You can see a diagram of the archaeological mental model and its subcategories below. I’m not going to go into these in detail (please do read the full paper if you’d like to know more), but to briefly summarise; pre-existing knowledge informs the mental model, gameworld affordances (such as level design, for example) constrain the mental model, archaeological gameworld affordances inspire elaboration on the mental model, while recording method affordances scaffold the mental model. If that all seems a bit abstract, well, let me demonstrate by applying the model to the recent puzzle sensation, Blue Prince.

Out of Place
“There was a pocketwatch in a house. There were metal objects in the village so it is possible they produced the watch too, but the other objects were simple things like bowls. The pocket watch seemed out of place. Maybe another explorer simply dropped it.” (Participant 3)
Through my grounded theory analysis, I came up with the term “archaeological gameworld affordances.” Affordances, from a design perspective, refers to the qualities of an object that users perceive as potential uses. For example, a chair affords sitting, though it may have other perceived affordances that were not intended by the designer, such as the ability to hold or store other objects. Archaeological gameworld affordances refers to qualities that invite further elaboration on the mental model, either by reinforcing or challenging existing assumptions. One of the archaeological gameworld affordances is incongruity – the identification of material culture that doesn’t fit the existing model. The example above is from a participant who discovered a pocket watch in Nothing Beside Remains, an anachronistic object that led them to the theory that perhaps there was another explorer, like them, investigating the village and dropped the item.
Blue Prince is a puzzle adventure game set in a mansion that the protagonist has inherited from his deceased uncle, though in order to secure his inheritance he must enter the elusive 46th room. This is not a matter of straightforward exploration- the mansion is represented by a grid of 45 tiles, five horizontal by nine vertical rows. Every time you enter a new room “tile,” you draft from a pool of floorplans. There are a total of 110 unique rooms in Blue Prince with different contents and clues, but as procedural generation is used to determine what rooms you draw from in your pool, you will get different combinations each time. If the player hasn’t reached room 46 by the end of the day, they must start the process all over again.

Blue Prince conveys much of its narrative, but also its puzzles, through environmental storytelling. I would argue that we can identify archaeological gameworld affordances like incongruity used to great effect in the game, and this is partly enabled by its procedural design. For example, here’s a screenshot below where you can see from the aptly named Drawing Room into the Nursery. The juxtaposition of the stars stuck on the wall in the nursery against the more austere arrangement of pictures in the Drawing Room can lead to new connections and associations being made. Sometimes the procedural drafting of rooms can literally shed new light on them- depending on a room’s placement in the house, its windows may face onto the exterior gardens, providing a new perspective and different lighting.

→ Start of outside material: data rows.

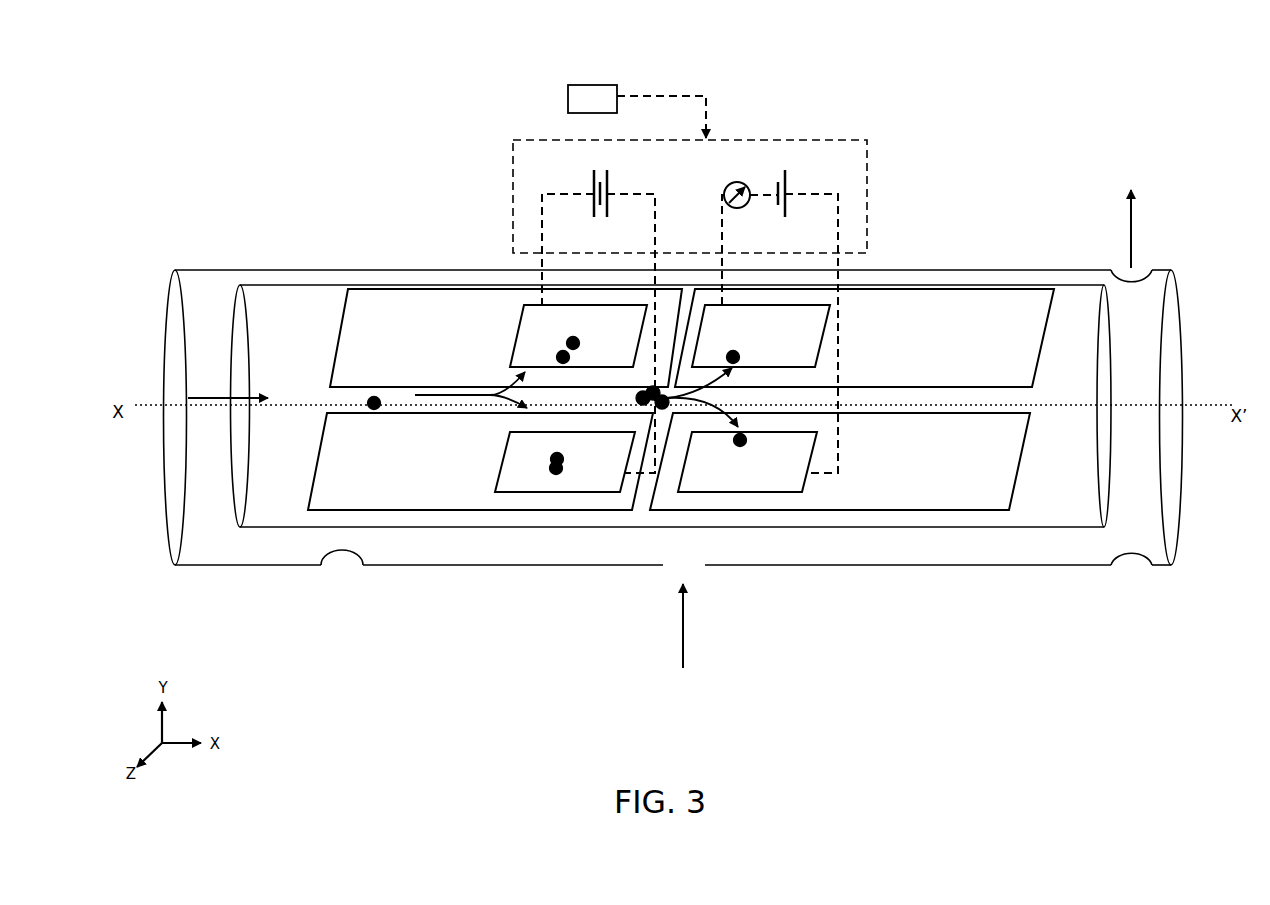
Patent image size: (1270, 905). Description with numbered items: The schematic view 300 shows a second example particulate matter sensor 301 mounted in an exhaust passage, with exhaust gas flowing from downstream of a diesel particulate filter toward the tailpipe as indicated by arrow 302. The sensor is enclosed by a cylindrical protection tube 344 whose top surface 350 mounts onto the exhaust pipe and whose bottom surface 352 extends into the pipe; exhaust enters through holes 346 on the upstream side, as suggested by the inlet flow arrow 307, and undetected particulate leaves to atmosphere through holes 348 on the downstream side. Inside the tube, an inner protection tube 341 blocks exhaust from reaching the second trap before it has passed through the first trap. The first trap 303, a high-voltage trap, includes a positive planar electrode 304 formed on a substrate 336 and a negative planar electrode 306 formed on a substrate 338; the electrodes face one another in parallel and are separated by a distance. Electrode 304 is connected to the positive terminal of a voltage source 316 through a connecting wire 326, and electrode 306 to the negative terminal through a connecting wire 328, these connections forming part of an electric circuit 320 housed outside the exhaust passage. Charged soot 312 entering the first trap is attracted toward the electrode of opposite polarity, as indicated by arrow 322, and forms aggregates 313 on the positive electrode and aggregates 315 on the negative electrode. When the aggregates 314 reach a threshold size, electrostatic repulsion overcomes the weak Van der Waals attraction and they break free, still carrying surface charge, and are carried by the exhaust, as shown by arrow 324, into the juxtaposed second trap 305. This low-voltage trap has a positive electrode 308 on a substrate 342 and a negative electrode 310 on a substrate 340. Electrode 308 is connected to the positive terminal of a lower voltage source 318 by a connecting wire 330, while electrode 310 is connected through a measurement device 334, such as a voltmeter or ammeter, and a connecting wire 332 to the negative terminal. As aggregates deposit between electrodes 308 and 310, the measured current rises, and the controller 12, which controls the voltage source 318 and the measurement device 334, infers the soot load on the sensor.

The controller 12 is at (637, 111).
The schematic view 300 is at (1190, 104).
The particulate matter sensor 301 is at (214, 195).
The arrow 302 is at (683, 612).
The first trap 303 is at (418, 514).
The electrode 304 is at (510, 460).
The second trap 305 is at (892, 509).
The electrode 306 is at (524, 320).
The inlet exhaust flow 307 is at (226, 397).
The electrode 308 is at (812, 462).
The electrode 310 is at (827, 342).
The charged particulate matter 312 is at (378, 410).
The aggregate 313 is at (565, 458).
The aggregates 314 is at (640, 398).
The aggregates 315 is at (578, 341).
The voltage source 316 is at (592, 180).
The voltage source 318 is at (780, 188).
The electric circuit 320 is at (510, 150).
The arrow 322 is at (416, 398).
The particle flow path second stage 324 is at (720, 405).
The connecting wire 326 is at (655, 236).
The connecting wire 328 is at (543, 232).
The connecting wire 330 is at (838, 242).
The connecting wire 332 is at (722, 230).
The measurement device 334 is at (724, 190).
The substrate 336 is at (318, 458).
The substrate 338 is at (340, 328).
The substrate 340 is at (1022, 460).
The inner protection tube 341 is at (985, 282).
The substrate 342 is at (1040, 335).
The cylindrical tube 344 is at (244, 270).
The holes 346 is at (337, 566).
The holes 348 is at (1132, 283).
The top surface 350 is at (166, 345).
The bottom surface 352 is at (1181, 528).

In the paper, I argue that “procedural affordances” of algorithmically generated content have powerful synergy with archaeological gameworld affordances, because they often result in content that is incongruous, ambiguous or uncanny. The strange texture of procedurally generated content invites speculation and interpretation. This is also why I think that Blue Prince gets better the slower you play it. Taking your time, drinking in the visual design of the rooms and their eccentricities will not only help you to solve puzzles, but it’ll make the experience of the game richer as well.
“A noteworthy adventure”
“I made a map in my notebook of the space… It definitely structured the experience. Rather than wandering it encouraged me to be systematic and observant of the space.” (Participant 201)
As mentioned earlier, one of the subcategories of the archaeological mental model is recording method affordances. In the first phase of the study, participants were asked what method they might use to record their experience of Nothing Beside Remains, whether that be screenshots, map-making or note-taking. In the follow-up study we explicitly asked participants to record their play experience and tell us what method they used and why. There were a range of different responses that demonstrated the differing affordances of recording methods, like the example above in which a participant found that making a map changed their experience of the game space.
There has been discussion about how note-taking games could be a genre in their own right, but I think that Blue Prince might be the first game I’ve played that explicitly advised me to take notes. Given my interest in recording method affordances and games, I was instantly intrigued. There was a piece earlier this year in Polygon about different note-taking strategies for the game, and I also wanted to look into this further. I put out a call for photos of records or notes people had made for Blue Prince and got back a veritable archive of scribbles, spreadsheets and screenshots.
I should note here, there are some spoilers if you look too closely at any of the screenshots in the section below, but a cursory glance shouldn’t give anything away.
Record as skeuomorph
A common theme across the notes I received was a desire to record as much as possible because people didn’t know what might be relevant later. This reminded me of one of the “codes” assigned in my grounded theory analysis: the “record as skeuomorph.” A skeuomorph is an object that imitates the design features of something made in another material. A digital example of this is the floppy disc icon on a computer that evokes the connotations of the physical object.
Martijn Frazer sent me his archive of 150 screenshots that he had collated over 50 hours of gameplay. The screenshot as stand-in form the gameplay experience does have a kind of skeuomorphic quality here.

Record as interpretation

Similar to Martijn, JC Lau also recorded as much information as possible, though in her case she created a spreadsheet and carefully colour-coded the tabs based on types of information. This curation of information feels like it could fall under the category of “record as interpretation,” as the organisation of notes both facilitates and is shaped by emerging interpretations of the game. JC ended up recording which rooms she entered on each “run” and what she found in them. I also think that Pascal Wagner’s analogue note-taking process, of drawing plans and then striking them out and making amendments as his theories progressed, has parallels with this.

Record as personal expression

There are some note-taking methods that I would argue belie the personality of those who made them, even if they were not originally created with that intention. I would put myself in this category- I really enjoyed taking a screenshot of the map that the game generates at the end of each run as a way of recording the emergent designs that came out of my drafting choices.

I also really love the contrast of Errol Seymour’s Blue Prince notes with previous examples – they only used two pages of their notebook, but have been able to fit everything they needed into that limited space. Similarly, we can see flairs of Henry Stenhouse’s personality in the little details he picks up from the game, and quotes that he noted down.

First draft
The paper on archaeological gameworld mental models is just the beginning of further research I’m planning into how note-taking can enhance and shape player interpretive agency in games. Encouraging players to slow down and look away from the screen might seem counterintuitive, but I think that it’s actually a powerful way of getting people to more deeply engage with puzzles and digital space. If note-taking helps scaffold archaeological mental models when interpreting analogue archaeological remains, then it can also aid players who essentially take on the role of archaeologists when interpreting environmental storytelling. Though some of the examples above were digital, I’m particularly interested in the analogue/digital hybrid experience of taking notes by hand while playing a digital game.
I’d argue that with Blue Prince, half the fun is what happens off-screen, in your archaeological imagination.